To undestand the problem I recommend to try to resolve it using pen and paper.

At first I did three functions: one for getting the sublists, one for getting the XOR results, and the main one. It was clear that there are some math tricks you need to take into account in order to pass the time limit tests. Below I explain what are those, since the vast majority of solutions do not.

If the lenght of the arr is even the result will always cancel out.
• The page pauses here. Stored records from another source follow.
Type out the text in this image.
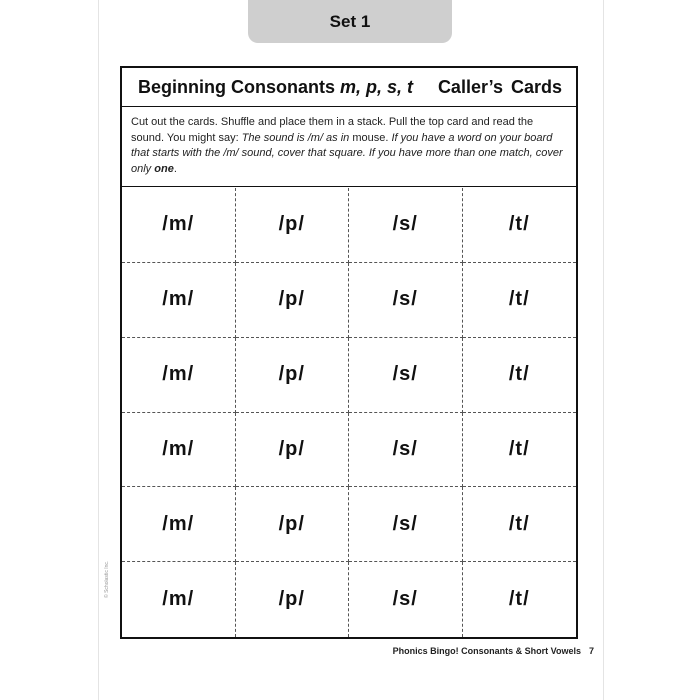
Set 1
Beginning Consonants m, p, s, t Caller’s Cards
Cut out the cards. Shuffle and place them in a stack. Pull the top card and read the sound. You might say: The sound is /m/ as in mouse. If you have a word on your board that starts with the /m/ sound, cover that square. If you have more than one match, cover only one.
/m/	/p/	/s/	/t/
/m/	/p/	/s/	/t/
/m/	/p/	/s/	/t/
/m/	/p/	/s/	/t/
/m/	/p/	/s/	/t/
/m/	/p/	/s/	/t/
Phonics Bingo! Consonants & Short Vowels 7
© Scholastic Inc.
For example 2 XOR 2 is 0, 1 XOR 2 XOR 3 XOR 4 is 0.

When you get all the sublists you will notice that an element at even position exists odd times in all of the sublists and viceversa, an element at odd position exists even times in all of the subslists.

For example: [1,2,3] has the following sublists = [1],[1,2],[1,2,3],[2],[2,3],[3], the one appears 3 times, the 2 appears 4 times and the 3 appears 3 times.

This means that the elements that are on odd positions will cancel out, and we only need to take into consideration the ones that are on even positions, thus we only need to XOR the elements on the array stepping by 2.

code

def sansaXor(arr):
if len(arr) % 2 == 0:  # cancels if even
    return 0
# element at even pos exists odd times in sublists -> iterate by 2
# element at odd pos exists even times in subslist -> cancels
return getXor(arr)

def getXor(lst):
ans = 0
for i in range(0, len(lst), 2):
    ans ^= lst[i]
return ans